Hope and ambition survive in football
Hurling might have taken the headlines this year but today’s final will pack Croker despite the negativity
WE made it. Despite all, we’ve got to Sunday, September 2. Yes children, there will be an All-Ireland football final this year. It looked in doubt there for a while.
This, remember, has been a Championship of the agonies. Successive Saturdays and Sundays brought fresh indignities for those with a predisposition towards the old game. There were too many hand-passes, too few long kickouts, not enough scores, a surfeit of cynicism, an absence of imagination, a reliance on tactical suffocation. And as football struggled, hurling soared. Long-dead Greek poets cursed mortality and the clay that held them; if only they could have lived through the new Championship format of the small-ball game, imagine the epics they would have been moved to write.
Football was ugly in comparison, matches collapsing into one shapeless mess. Legend has it that a round-two qualifier is still being played somewhere in the midlands, the two teams locked in tactical paralysis and the fixture long since forgotten about by everyone else.
Yet out of the formless misery of the football Championship emerges this day.
In spite of all the despair, 82,000 people will pack Croke Park this afternoon.
Long before midday, Drumcondra and the other villages in the vicinity of the ground will be stuffed with red and white jerseys. Tyrone fans will travel early and in big numbers, and eventually they will be joined by the colours of the champions.
Somehow, hope and ambition and excitement have survived the football campaign. Well, of course they have. There was never any doubt about that, because much of the angst expressed about football is nonsense.
It was not an especially energising Championship, that’s true, and it is difficult to see any circumstances in which Tyrone can win the All-Ireland this afternoon. The sense of certainty surrounding Dublin’s defence of their title strengthened on the Saturday evening in June that Mayo were tipped out of the Championship.
When Kerry’s weaknesses were exposed in the Super Eights, repeatedly and without mercy, another presumed source of resistance to Dublin was removed.
Kerry were nothing near the power they shaped to be in Munster, while Mayo’s weariness in the qualifiers gave no convincing indication they could challenge Dublin as they did in 2016 and 2017.

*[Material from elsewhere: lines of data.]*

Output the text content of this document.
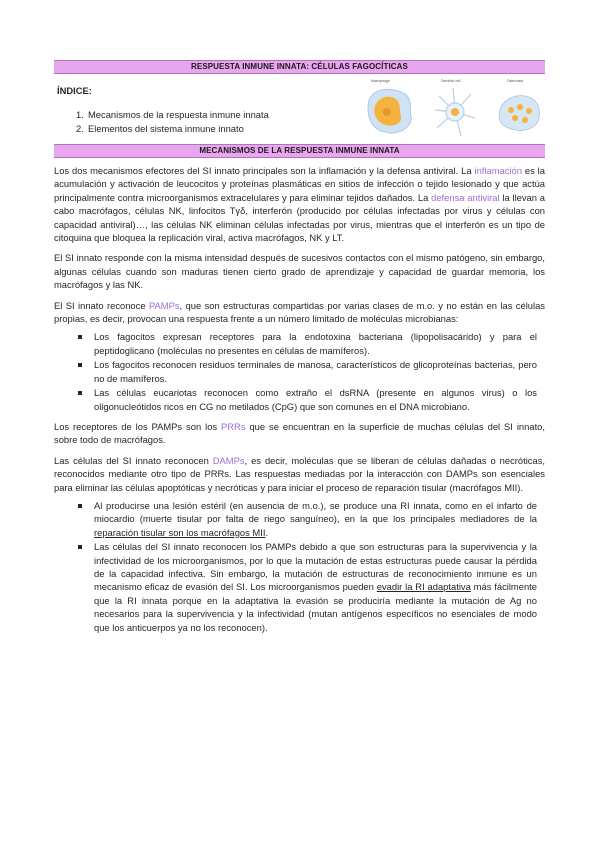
RESPUESTA INMUNE INNATA: CÉLULAS FAGOCÍTICAS
ÍNDICE:
1. Mecanismos de la respuesta inmune innata
2. Elementos del sistema inmune innato
Macrophage	Dendritic cell	Osteoclast
MECANISMOS DE LA RESPUESTA INMUNE INNATA

Los dos mecanismos efectores del SI innato principales son la inflamación y la defensa antiviral. La inflamación es la acumulación y activación de leucocitos y proteínas plasmáticas en sitios de infección o tejido lesionado y que actúa principalmente contra microorganismos extracelulares y para eliminar tejidos dañados. La defensa antiviral la llevan a cabo macrófagos, células NK, linfocitos Tγδ, interferón (producido por células infectadas por virus y células con capacidad antiviral)…, las células NK eliminan células infectadas por virus, mientras que el interferón es un tipo de citoquina que bloquea la replicación viral, activa macrófagos, NK y LT.

El SI innato responde con la misma intensidad después de sucesivos contactos con el mismo patógeno, sin embargo, algunas células cuando son maduras tienen cierto grado de aprendizaje y capacidad de guardar memoria, los macrófagos y las NK.

El SI innato reconoce PAMPs, que son estructuras compartidas por varias clases de m.o. y no están en las células propias, es decir, provocan una respuesta frente a un número limitado de moléculas microbianas:

Los fagocitos expresan receptores para la endotoxina bacteriana (lipopolisacárido) y para el peptidoglicano (moléculas no presentes en células de mamíferos).
Los fagocitos reconocen residuos terminales de manosa, característicos de glicoproteínas bacterias, pero no de mamíferos.
Las células eucariotas reconocen como extraño el dsRNA (presente en algunos virus) o los oligonucleótidos ricos en CG no metilados (CpG) que son comunes en el DNA microbiano.

Los receptores de los PAMPs son los PRRs que se encuentran en la superficie de muchas células del SI innato, sobre todo de macrófagos.

Las células del SI innato reconocen DAMPs, es decir, moléculas que se liberan de células dañadas o necróticas, reconocidos mediante otro tipo de PRRs. Las respuestas mediadas por la interacción con DAMPs son esenciales para eliminar las células apoptóticas y necróticas y para iniciar el proceso de reparación tisular (macrófagos MII).

Al producirse una lesión estéril (en ausencia de m.o.), se produce una RI innata, como en el infarto de miocardio (muerte tisular por falta de riego sanguíneo), en la que los principales mediadores de la reparación tisular son los macrófagos MII.
Las células del SI innato reconocen los PAMPs debido a que son estructuras para la supervivencia y la infectividad de los microorganismos, por lo que la mutación de estas estructuras puede causar la pérdida de la capacidad infectiva. Sin embargo, la mutación de estructuras de reconocimiento inmune es un mecanismo eficaz de evasión del SI. Los microorganismos pueden evadir la RI adaptativa más fácilmente que la RI innata porque en la adaptativa la evasión se produciría mediante la mutación de Ag no necesarios para la supervivencia y la infectividad (mutan antígenos específicos no esenciales de modo que los anticuerpos ya no los reconocen).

However, stories worth savouring emerged through the deadening sense of inevitability.
The moxie of Monaghan and the courage of Kildare were two of them. There is a young squad forming in Donegal with talents persuasive enough to encourage optimism among their followers. And there are the finalists, too. Tyrone, frankly, do not look to have changed enough from the side Dublin tore apart last year, to support ambitions of an upset today. But they are back in a final nonetheless, their first in a decade. Their inscrutable, immovable manager is perhaps their best hope, and Mickey Harte will savour the possibility of beating Dublin and upending conventional thinking to win a fourth All-Ireland.
That, though, looks a slim prospect. Dublin are marvellous, a team on the lip of enduring glory.
That they are so close to four in a row, and the attendant historical repercussions, and yet relatively unheralded, has a few causes.
One is the inevitable reluctance of rivals to cheer serial winners.
Another is the facelessness of the Dublin group: the names are well known but the environment around the side is so sterile and so controlled that very little in the way of individual personality emerges.
And another reason is the ease of their transit through the Championship. Dublin haven’t been seriously challenged in 12 months. Their critics choose to attribute this to the enormous commercial power behind the side. But that ignores the failings of their rivals and, more importantly, it deliberately avoids the issue of how well coached Dublin are.
Big sponsorship deals don’t make Jim Gavin or Jason Sherlock excellent trainers. And it is the quality of their work with the players that has made Dublin seem untouchable.
This is a disciplined, well-drilled side, tailored to eschew high-risk football and instead prioritise patience and accuracy.
It is remarkable to have to say it about a team one game away from unimpeachable greatness, but Dublin are an extraordinary side.
That isn’t down to commerce, but talent and training.
The fear, spoken about all week, is that they turn this match into an extended warm-down long before the end. There is undoubtedly a chance that could happen, but that in itself will be a manifestation of their greatness, as Kilkenny’s mauling of Waterford in the 2008 hurling final was.
And if the game takes a more unexpected turn, then Harte will have stumped us all again.